Although the absolute altitudes of the richness peaks vary among total, common and rare plant species, species richness patterns on the Baekdudaegan ridge show ‘hump-shaped’ patterns for each plant group. Regression analyses show that the MDE and climatic variables are the best predictors of altitudinal patterns of plant species richness on the Baekdudaegan ridge. The MDE is the most important explanatory variable for total and common species richness, whereas climatic variables are significant predictors for rare species richness. Our results are consistent with many previous studies, which indicate that the MDE is more important for wide-ranging species such as common species, whereas climatic variables are better predictors for range-restricted species such as rare species. Latitudinal effects are not supported as a determinant of species richness in the present study. Even though the MDE and climatic variables are the primary predictors in the best simple and multiple regression models, discrimination among these variables may not be possible by simple comparisons of regression coefficients because the MDE and climatic variables are strongly correlated with plant species richness. Altitudinal species richness patterns can be influenced by a number of climatic, spatial, and historical variables (Rahbek 2005, Acharya et al. 2011, Lee et al. 2013).
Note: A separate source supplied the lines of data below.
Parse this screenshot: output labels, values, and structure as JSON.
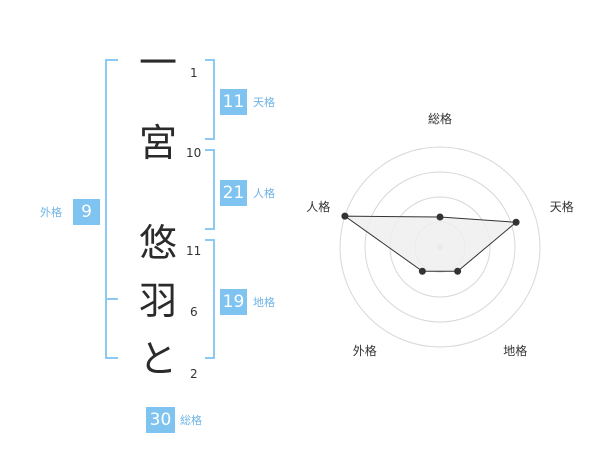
{
  "name": {
    "chars": [
      {
        "char": "一",
        "strokes": "1"
      },
      {
        "char": "宮",
        "strokes": "10"
      },
      {
        "char": "悠",
        "strokes": "11"
      },
      {
        "char": "羽",
        "strokes": "6"
      },
      {
        "char": "と",
        "strokes": "2"
      }
    ]
  },
  "kaku": {
    "tenkaku": {
      "value": "11",
      "label": "天格"
    },
    "jinkaku": {
      "value": "21",
      "label": "人格"
    },
    "chikaku": {
      "value": "19",
      "label": "地格"
    },
    "gaikaku": {
      "value": "9",
      "label": "外格"
    },
    "soukaku": {
      "value": "30",
      "label": "総格"
    }
  },
  "colors": {
    "accent": "#7fc4f0",
    "bracket": "#8ccaf2",
    "label": "#6db3e6",
    "radar_line": "#333333",
    "radar_fill": "#eeeeee",
    "grid": "#d8d8d8"
  },
  "chart_data": {
    "type": "radar",
    "axes": [
      "総格",
      "天格",
      "地格",
      "外格",
      "人格"
    ],
    "scale_max": 5,
    "rings": 4,
    "values": [
      1.5,
      4,
      1.5,
      1.5,
      5
    ]
  }
}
In the present study, we examined the relationships between major explanatory variables and altitudinal patterns of plant species richness. However, we did not consider evolutionary or historical variables in our analysis. Further study into the influence of evolutionary history, including historical contingencies and niche conservatism, with spatial, climatic, and energy-related variables may provide insights into the factors that determine the altitudinal distribution of plant communities at macroecological scales.